Investment clubs are a great way to learn about investing and to make sound decisions with the help of other members. They are usually organized as associations, where members study different investments and then vote on whether to buy or sell based on the majority opinion. The most common legal structure for an investment club is a partnership, which requires a partnership agreement and operational agreements. There are many cheap options online that can do this for you, such as RocketLawyer or Nolo, but you may also want to consider getting professional help setting it up at first.
The partnership agreement should outline operational practices and serve as bylaws, addressing all issues that members will face from formation to a specific completion date. The first element must be a statement of the club's name, which will become the name of the company (or in the IRS terminology, “doing business as a name”). Second, the partnership agreement should describe the organisational structure, including the names and responsibilities of officials; quotas or contribution requirements; and the times, dates and locations of the club's meetings. An investment club is generally a group of people who pool their money to invest together.
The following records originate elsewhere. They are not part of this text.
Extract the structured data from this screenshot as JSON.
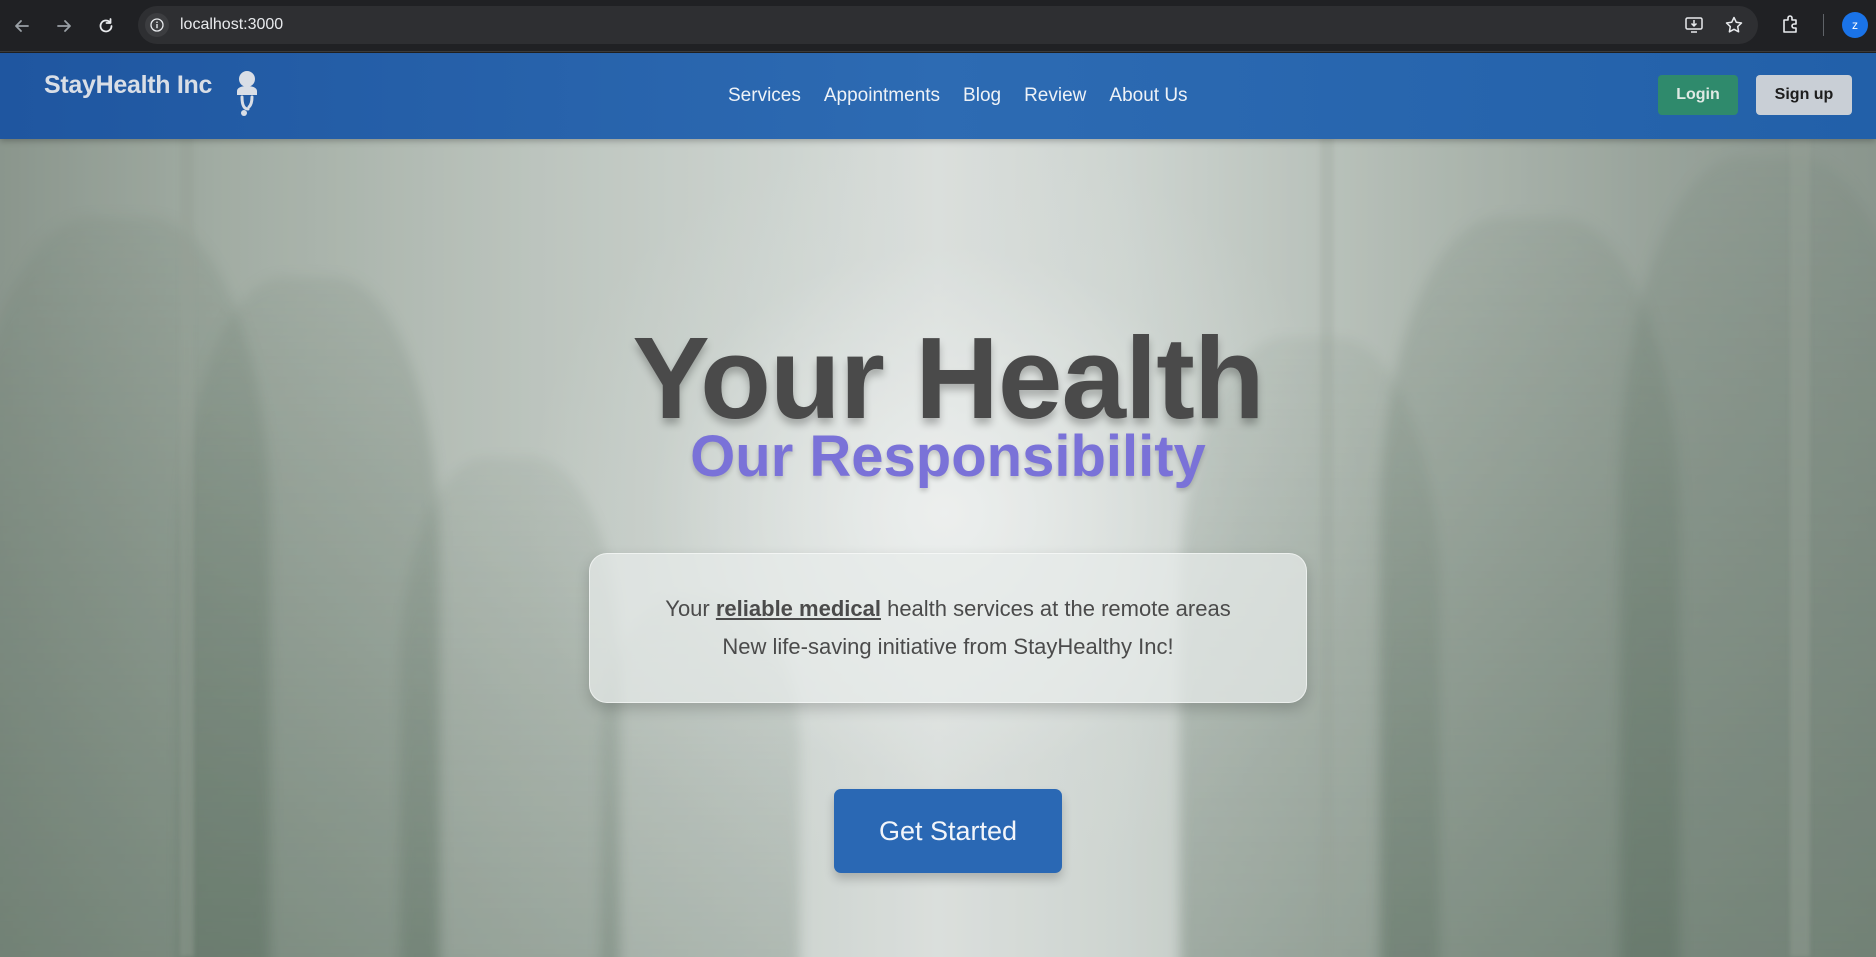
{
  "browser": {
    "url": "localhost:3000",
    "profile_initial": "z",
    "icons": [
      "back-arrow-icon",
      "forward-arrow-icon",
      "reload-icon",
      "site-info-icon",
      "install-app-icon",
      "bookmark-star-icon",
      "extensions-icon"
    ]
  },
  "header": {
    "brand": "StayHealth Inc",
    "logo_icon": "doctor-stethoscope-icon",
    "nav": [
      "Services",
      "Appointments",
      "Blog",
      "Review",
      "About Us"
    ],
    "login_label": "Login",
    "signup_label": "Sign up",
    "colors": {
      "bar": "#2a62ad",
      "login": "#2f8a6c",
      "signup": "#c9cfd6"
    }
  },
  "hero": {
    "title": "Your Health",
    "subtitle": "Our Responsibility",
    "card": {
      "line1_pre": "Your ",
      "line1_strong": "reliable medical",
      "line1_post": " health services at the remote areas",
      "line2": "New life-saving initiative from StayHealthy Inc!"
    },
    "cta_label": "Get Started",
    "colors": {
      "title": "#4a4a4a",
      "subtitle": "#7a72d8",
      "cta": "#2a68b4"
    }
  }
}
Club members usually study different investments and then make investment decisions together; for example, the group may buy or sell based on a member's vote. Club meetings can be educational and each member can actively help make investment decisions. An investment club is usually a legal partnership or a limited liability company (LLC). Under these structures, members are considered to be co-owners of the entity and their financial contributions may follow standard accounting rules. A particularly useful resource for investment clubs is the National Association of Investors Corporation (NAIC), a tax-exempt non-profit organization whose membership consists of investment clubs and individual investors.
You can start a stock investment club by following these 10 steps, from finding potential club members to forming a partnership agreement and meeting to make investment decisions. The lessons learned from a properly structured and organized investment club are identical to those that must be taken when making sound individual investment decisions. If there are passive members in the investment group, their membership can be considered an investment in a security. For more than 60 years, BetterInvesting has helped more than 5 million people become successful investors by demonstrating how to actively invest in stocks and manage a stock portfolio in an investment club. Voleo is designed to make it easy for anyone to create an investment club, regardless of their level of experience, making it the best-in-class investment application. NAIC's official guide, “Creating and Managing a Profitable Investment Club” provides all the information needed to establish and operate an investment club.
This is because investment clubs, as well as individual investors, can maintain a long-term investment outlook, while professional fund managers are usually responsible for performance on a quarterly basis. It can be very damaging to an investment club when some members want to invest in high-risk stocks, while others lean towards blue chips. Finding the right members is key to the success of the investment club, as the members' vision must be in line with the investment objectives and philosophies you have in mind as the club's founder. Generally, a membership interest is an investment contract if members invest and expect to profit from the efforts of others. If each member of an investment club actively helps decide what investments to make, the interests of the club members would probably not be considered securities.